Antonio Gnoli (Roma, 1949) è un giornalista e scrittore italiano. Dopo un’esperienza al Manifesto, è entrato a La Repubblica, dove ha ricoperto la carica di caporedattore delle pagine culturali. Si è gradualmente specializzato in interviste a intellettuali e artisti, che ha spesso approfondito in volumi di grande interesse culturale e sempre aperti all’oggi: «La nostalgia dello spazio», con Bruce Chatwin (Bompiani, 2000); «Sanguineti’s song: conversazioni immorali», con Edoardo Sanguineti (Feltrinelli, 2006); «La luce dell’ateo», con Gianfranco Ferroni (Bompiani, 2009); «I corrotti e gli inetti: conversazioni su Machiavelli», con Gennaro Sasso (Bompiani, 2013); «La mente apocalittica: conversazioni su Dante», con Carlo Ossola, Giacomo Marramao, Andrea Mazzucchi e Gennaro Sasso (Treccani, 2021).

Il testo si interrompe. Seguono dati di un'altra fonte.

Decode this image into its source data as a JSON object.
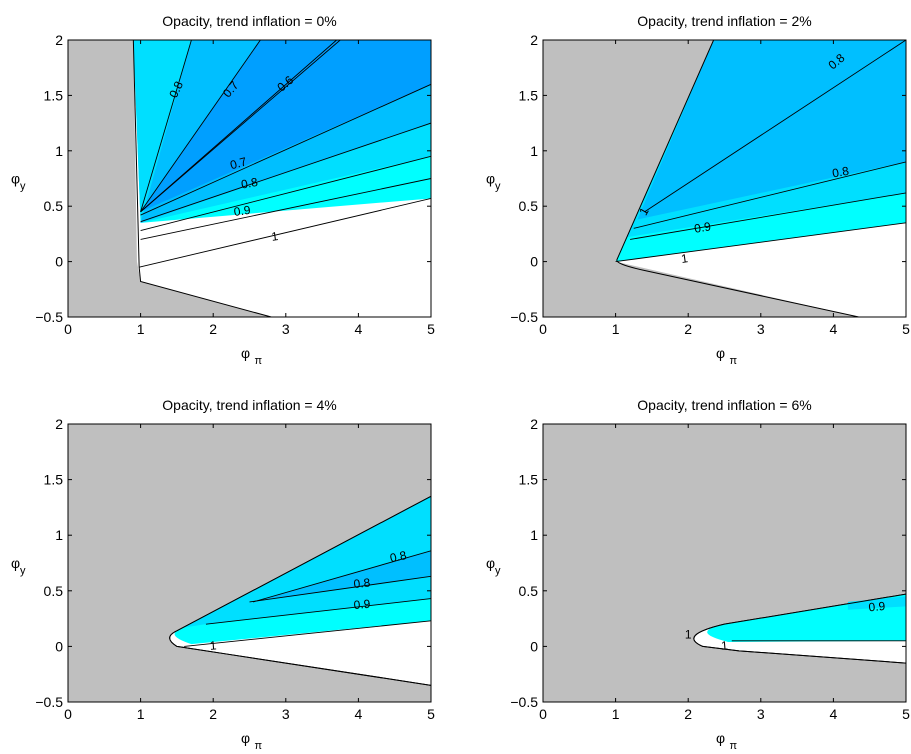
{
  "chart_data": [
    {
      "type": "contour",
      "title": "Opacity, trend inflation = 0%",
      "xlabel": {
        "base": "φ",
        "sub": "π"
      },
      "ylabel": {
        "base": "φ",
        "sub": "y"
      },
      "xlim": [
        0,
        5
      ],
      "ylim": [
        -0.5,
        2
      ],
      "xticks": [
        0,
        1,
        2,
        3,
        4,
        5
      ],
      "yticks": [
        -0.5,
        0,
        0.5,
        1,
        1.5,
        2
      ],
      "ytick_labels": [
        "−0.5",
        "0",
        "0.5",
        "1",
        "1.5",
        "2"
      ],
      "colors": {
        "indeterminate": "#BFBFBF",
        "level_1": "#FFFFFF",
        "level_0.9": "#00FFFF",
        "level_0.8": "#00DFFF",
        "level_0.7": "#00BFFF",
        "level_0.6": "#009FFF"
      },
      "indeterminate_region": [
        [
          0,
          2
        ],
        [
          0.9,
          2
        ],
        [
          0.95,
          0
        ],
        [
          1.0,
          -0.18
        ],
        [
          2.8,
          -0.5
        ],
        [
          0,
          -0.5
        ]
      ],
      "fan_origin": [
        1.0,
        0.35
      ],
      "contour_lines": [
        {
          "level": "1",
          "points": [
            [
              0.98,
              -0.05
            ],
            [
              5,
              0.57
            ]
          ]
        },
        {
          "level": "0.9",
          "points": [
            [
              1.0,
              0.2
            ],
            [
              5,
              0.75
            ]
          ]
        },
        {
          "level": "0.9",
          "points": [
            [
              1.0,
              0.28
            ],
            [
              5,
              0.95
            ]
          ]
        },
        {
          "level": "0.8",
          "points": [
            [
              1.0,
              0.36
            ],
            [
              5,
              1.25
            ]
          ]
        },
        {
          "level": "0.7",
          "points": [
            [
              1.0,
              0.42
            ],
            [
              5,
              1.6
            ]
          ]
        },
        {
          "level": "0.6",
          "points": [
            [
              1.0,
              0.45
            ],
            [
              3.7,
              2.0
            ]
          ]
        },
        {
          "level": "0.6",
          "points": [
            [
              1.0,
              0.45
            ],
            [
              3.75,
              2.0
            ]
          ]
        },
        {
          "level": "0.7",
          "points": [
            [
              1.0,
              0.45
            ],
            [
              2.65,
              2.0
            ]
          ]
        },
        {
          "level": "0.8",
          "points": [
            [
              1.0,
              0.45
            ],
            [
              1.7,
              2.0
            ]
          ]
        }
      ],
      "contour_labels": [
        {
          "text": "0.8",
          "at": [
            1.5,
            1.55
          ],
          "angle": -65
        },
        {
          "text": "0.7",
          "at": [
            2.25,
            1.55
          ],
          "angle": -50
        },
        {
          "text": "0.6",
          "at": [
            3.0,
            1.6
          ],
          "angle": -40
        },
        {
          "text": "0.7",
          "at": [
            2.35,
            0.88
          ],
          "angle": -15
        },
        {
          "text": "0.8",
          "at": [
            2.5,
            0.7
          ],
          "angle": -10
        },
        {
          "text": "0.9",
          "at": [
            2.4,
            0.45
          ],
          "angle": -8
        },
        {
          "text": "1",
          "at": [
            2.85,
            0.22
          ],
          "angle": -8
        }
      ]
    },
    {
      "type": "contour",
      "title": "Opacity, trend inflation = 2%",
      "xlabel": {
        "base": "φ",
        "sub": "π"
      },
      "ylabel": {
        "base": "φ",
        "sub": "y"
      },
      "xlim": [
        0,
        5
      ],
      "ylim": [
        -0.5,
        2
      ],
      "xticks": [
        0,
        1,
        2,
        3,
        4,
        5
      ],
      "yticks": [
        -0.5,
        0,
        0.5,
        1,
        1.5,
        2
      ],
      "ytick_labels": [
        "−0.5",
        "0",
        "0.5",
        "1",
        "1.5",
        "2"
      ],
      "colors": {
        "indeterminate": "#BFBFBF",
        "level_1": "#FFFFFF",
        "level_0.9": "#00FFFF",
        "level_0.8": "#00DFFF",
        "level_0.7": "#00BFFF"
      },
      "indeterminate_region": [
        [
          0,
          2
        ],
        [
          2.35,
          2
        ],
        [
          1.0,
          0.0
        ],
        [
          4.35,
          -0.5
        ],
        [
          0,
          -0.5
        ]
      ],
      "fan_origin": [
        1.0,
        0.0
      ],
      "contour_lines": [
        {
          "level": "1",
          "points": [
            [
              1.0,
              0.0
            ],
            [
              5,
              0.35
            ]
          ]
        },
        {
          "level": "0.9",
          "points": [
            [
              1.2,
              0.2
            ],
            [
              5,
              0.62
            ]
          ]
        },
        {
          "level": "0.8",
          "points": [
            [
              1.25,
              0.3
            ],
            [
              5,
              0.9
            ]
          ]
        },
        {
          "level": "0.8",
          "points": [
            [
              1.4,
              0.45
            ],
            [
              5,
              2.0
            ]
          ]
        }
      ],
      "contour_labels": [
        {
          "text": "0.8",
          "at": [
            4.05,
            1.8
          ],
          "angle": -40
        },
        {
          "text": "0.8",
          "at": [
            4.1,
            0.8
          ],
          "angle": -10
        },
        {
          "text": "0.9",
          "at": [
            2.2,
            0.3
          ],
          "angle": -10
        },
        {
          "text": "1",
          "at": [
            1.95,
            0.02
          ],
          "angle": -8
        },
        {
          "text": "1",
          "at": [
            1.4,
            0.45
          ],
          "angle": -60
        }
      ]
    },
    {
      "type": "contour",
      "title": "Opacity, trend inflation = 4%",
      "xlabel": {
        "base": "φ",
        "sub": "π"
      },
      "ylabel": {
        "base": "φ",
        "sub": "y"
      },
      "xlim": [
        0,
        5
      ],
      "ylim": [
        -0.5,
        2
      ],
      "xticks": [
        0,
        1,
        2,
        3,
        4,
        5
      ],
      "yticks": [
        -0.5,
        0,
        0.5,
        1,
        1.5,
        2
      ],
      "ytick_labels": [
        "−0.5",
        "0",
        "0.5",
        "1",
        "1.5",
        "2"
      ],
      "colors": {
        "indeterminate": "#BFBFBF",
        "level_1": "#FFFFFF",
        "level_0.9": "#00FFFF",
        "level_0.8": "#00DFFF",
        "level_0.7": "#00BFFF"
      },
      "fan_origin": [
        1.35,
        0.08
      ],
      "contour_lines": [
        {
          "level": "1",
          "points": [
            [
              1.6,
              0.0
            ],
            [
              5,
              0.23
            ]
          ]
        },
        {
          "level": "0.9",
          "points": [
            [
              1.9,
              0.2
            ],
            [
              5,
              0.43
            ]
          ]
        },
        {
          "level": "0.8",
          "points": [
            [
              2.5,
              0.4
            ],
            [
              5,
              0.63
            ]
          ]
        },
        {
          "level": "0.8",
          "points": [
            [
              2.55,
              0.4
            ],
            [
              5,
              0.86
            ]
          ]
        }
      ],
      "contour_labels": [
        {
          "text": "0.8",
          "at": [
            4.55,
            0.8
          ],
          "angle": -12
        },
        {
          "text": "0.8",
          "at": [
            4.05,
            0.56
          ],
          "angle": -6
        },
        {
          "text": "0.9",
          "at": [
            4.05,
            0.37
          ],
          "angle": -5
        },
        {
          "text": "1",
          "at": [
            2.0,
            0.0
          ],
          "angle": -5
        }
      ]
    },
    {
      "type": "contour",
      "title": "Opacity, trend inflation = 6%",
      "xlabel": {
        "base": "φ",
        "sub": "π"
      },
      "ylabel": {
        "base": "φ",
        "sub": "y"
      },
      "xlim": [
        0,
        5
      ],
      "ylim": [
        -0.5,
        2
      ],
      "xticks": [
        0,
        1,
        2,
        3,
        4,
        5
      ],
      "yticks": [
        -0.5,
        0,
        0.5,
        1,
        1.5,
        2
      ],
      "ytick_labels": [
        "−0.5",
        "0",
        "0.5",
        "1",
        "1.5",
        "2"
      ],
      "colors": {
        "indeterminate": "#BFBFBF",
        "level_1": "#FFFFFF",
        "level_0.9": "#00FFFF",
        "level_0.8": "#00DFFF"
      },
      "fan_origin": [
        1.95,
        0.08
      ],
      "contour_lines": [
        {
          "level": "1",
          "points": [
            [
              2.6,
              0.05
            ],
            [
              5,
              0.05
            ]
          ]
        }
      ],
      "contour_labels": [
        {
          "text": "0.9",
          "at": [
            4.6,
            0.35
          ],
          "angle": -5
        },
        {
          "text": "1",
          "at": [
            2.5,
            0.0
          ],
          "angle": -5
        },
        {
          "text": "1",
          "at": [
            2.0,
            0.1
          ],
          "angle": 0
        }
      ]
    }
  ]
}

Importanti anche le collaborazioni con il filosofo e storico della filosofia Franco Volpi (1952-2009), con il quale ha curato opere di Freud, Rémi Brague, Reinhard Brandt e Ferdinand Bordewijk. Dal loro sodalizio intellettuale sono nati anche «I prossimi titani: conversazioni con Ernst Jünger» (Adelphi, 1997); «Il dio degli acidi: conversazioni con Albert Hofmann» (Bompiani, 2003); «L’ultimo sciamano: conversazioni su Heidegger» (Bompiani, 2006); «I filosofi e la vita» (Bompiani, 2010).
Gnoli si è occupato di Rainer Maria Rilke, scrittore, poeta e drammaturgo austriaco di origine boema, fra i più importanti di lingua tedesca del XX secolo; di Alexandre Kojève, filosofo russo fra i massimi interpreti della lezione hegeliana; e del romanziere, poeta, saggista e pittore statunitense John Dos Passos, di cui ha curato “The 42nd Parallel” (tradotto da Cesare Pavese nel 1933) che, insieme con “Nineteen” e “The big money” (che Pavese tradusse nel 1937), forma la trilogia “U.S.A.” (1938).
Nel 2016 ha pubblicato per Laterza, con Francesco de Gregori, “Passo d’uomo”, biografia del cantautore, e nel 2019, per Marsilio, “Grand hotel Scalfari. Confessioni libertine su un secolo di carta”, dialogo serrato con Eugenio Scalfari in collaborazione con il giornalista Francesco Merlo.